Along with verbal abuse, violent TV programs do not teach good language skills. Young children tend to repeat things they hear as they begin to develop their own vocabularies. Violent movies and TV programs show children a very limited way to talk about their problems -- and to solve them. Children are visual learners and television is more visual, more salient, more intense than simply reading a story to your child.

Secondly, children may become less sensitive to the pain and suffering of others. Viewing violence encourages children to see other people as enemies rather than as individuals with thoughts and feelings like themselves. Children who cannot put themselves in others' shoes may become less desirable playmates. One perfect example that supports this idea is the Columbine High School tragedy in which two young men opened fire, detonated bombs, and killed several school mates and teachers. Two of the many causes for their rampage were watching the movie the Matrix and not feeling any remorse for their predicted actions. Because the boys were so used
to witnessing violence in television, movies, and games, they did not pity the people they were going to hurt. Also, some people argue that TV violence only reflects on our society and is okay to watch. Children model both the positive and negative behaviors that they see, so since parents are their children's most important teachers, they need to regulate the period of time a child watches TV. Children watching violent television view the acceptance of aggressive behavior, even if this aggressive behavior is performed by the good guys. Children learn that the way to resolve conflict is through fighting. Children need to learn that violence is not the preferred
method of conflict resolution. Parents of today need to take a more active role in teaching their children how to resolve conflict and to get along with others.

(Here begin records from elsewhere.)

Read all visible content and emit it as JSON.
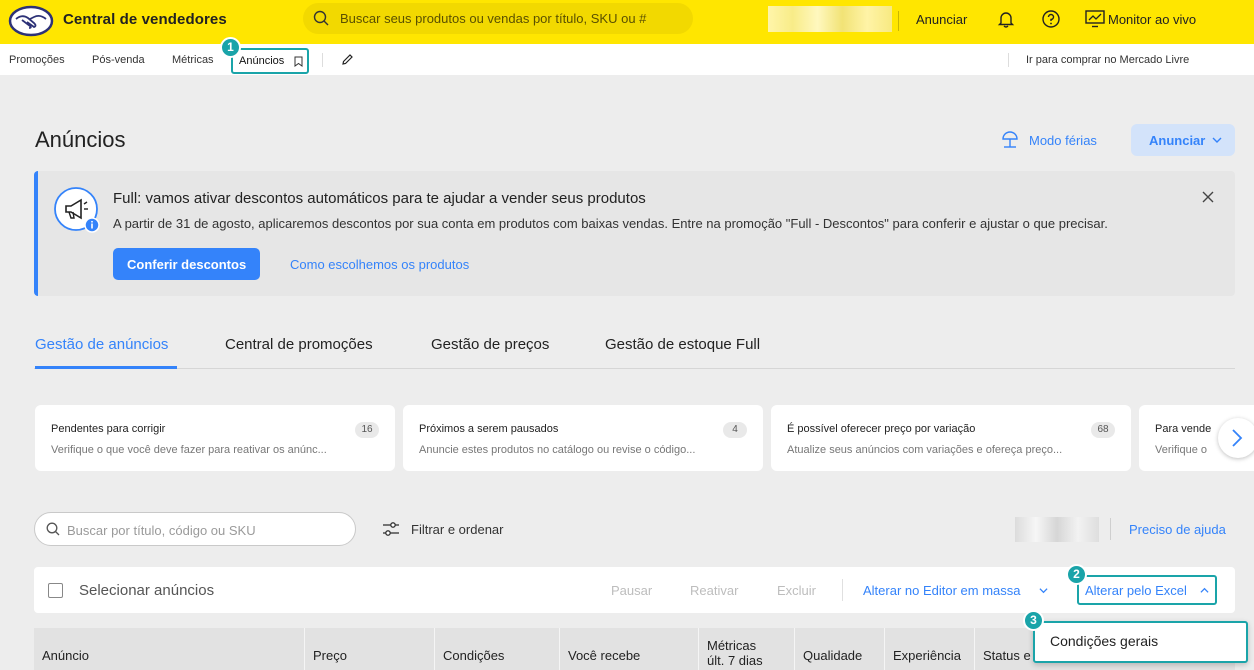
{
  "header": {
    "brand": "Central de vendedores",
    "search_placeholder": "Buscar seus produtos ou vendas por título, SKU ou #",
    "anunciar": "Anunciar",
    "monitor": "Monitor ao vivo"
  },
  "subnav": {
    "items": [
      "Promoções",
      "Pós-venda",
      "Métricas",
      "Anúncios"
    ],
    "go_buy": "Ir para comprar no Mercado Livre"
  },
  "badges": [
    "1",
    "2",
    "3"
  ],
  "page": {
    "title": "Anúncios",
    "vacation": "Modo férias",
    "anunciar_button": "Anunciar"
  },
  "banner": {
    "title": "Full: vamos ativar descontos automáticos para te ajudar a vender seus produtos",
    "body": "A partir de 31 de agosto, aplicaremos descontos por sua conta em produtos com baixas vendas. Entre na promoção \"Full - Descontos\" para conferir e ajustar o que precisar.",
    "cta": "Conferir descontos",
    "link": "Como escolhemos os produtos"
  },
  "tabs": [
    "Gestão de anúncios",
    "Central de promoções",
    "Gestão de preços",
    "Gestão de estoque Full"
  ],
  "cards": [
    {
      "title": "Pendentes para corrigir",
      "desc": "Verifique o que você deve fazer para reativar os anúnc...",
      "count": "16"
    },
    {
      "title": "Próximos a serem pausados",
      "desc": "Anuncie estes produtos no catálogo ou revise o código...",
      "count": "4"
    },
    {
      "title": "É possível oferecer preço por variação",
      "desc": "Atualize seus anúncios com variações e ofereça preço...",
      "count": "68"
    },
    {
      "title": "Para vende",
      "desc": "Verifique o"
    }
  ],
  "toolbar": {
    "search_placeholder": "Buscar por título, código ou SKU",
    "filter": "Filtrar e ordenar",
    "help": "Preciso de ajuda"
  },
  "actions": {
    "select": "Selecionar anúncios",
    "pause": "Pausar",
    "reactivate": "Reativar",
    "delete": "Excluir",
    "bulk_editor": "Alterar no Editor em massa",
    "excel": "Alterar pelo Excel"
  },
  "table_headers": [
    "Anúncio",
    "Preço",
    "Condições",
    "Você recebe",
    "Métricas",
    "últ. 7 dias",
    "Qualidade",
    "Experiência",
    "Status e"
  ],
  "dropdown": {
    "item": "Condições gerais"
  },
  "colors": {
    "brand_yellow": "#ffe600",
    "accent_blue": "#3483fa",
    "highlight_teal": "#1aa4a9"
  }
}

Finally, by viewing violent acts on television, a child's already limited ability to differentiate between right and wrong, good and bad, and reality and fiction is weakened due to the simple fact that they are not yet able to do so very well. After many television encounters with violence, the child may come to believe that violence is a part of everyday life in the real world. When a young boy in Ohio accidentally burned down his home, episodes of Beavis and
Butthead were blamed for the tragic death of his sister. In numerous episodes, Beavis, a teenage delinquent, unsuccessfully tries to light a cigarette over and over again. The young boy probably didn't know the power of fire since nothing serious happened to Beavis. By allowing children to watch such shows we say that what he or she sees on TV is okay and a reality. If a young child cannot even remember which shoe goes on what foot how can we expect him to know that most of what he sees on television is fake. A hand full of other TV shows in the form of cartoons simulate violent crimes. South Park, another violent cartoon that is appealing to children has a
repeated format in which the same character is killed in every single episode. He has been killed in numerous fashions, the next one being more violent than the last. In a study conducted over 20
years, by the time an average child reaches the age of 12, he or she will have witnessed over 8,000 television murders. Also, children may become more fearful of the world around them. Children's television programs actually contain five times more violence than the average prime time hour of TV. Children's natural anxieties may become magnified by watching TV and movies in which the world is a dangerous place where violence triumphs over peace. Since a child's mind is still developing during his early years, watching too much television may limit his potential by confusing him about what is right, wrong, or fake.

Vast researches on the effects of children's exposure to TV violence gives us a clear message that it causes children to be more aggressive, both immediately and as they grow older. Children with greater exposure have more difficulties in problem-solving and poorer peer relationships. Parents need to watch and listen carefully to the television programs that their children watch and decide whether the message that it delivers support the values that the family believes are important.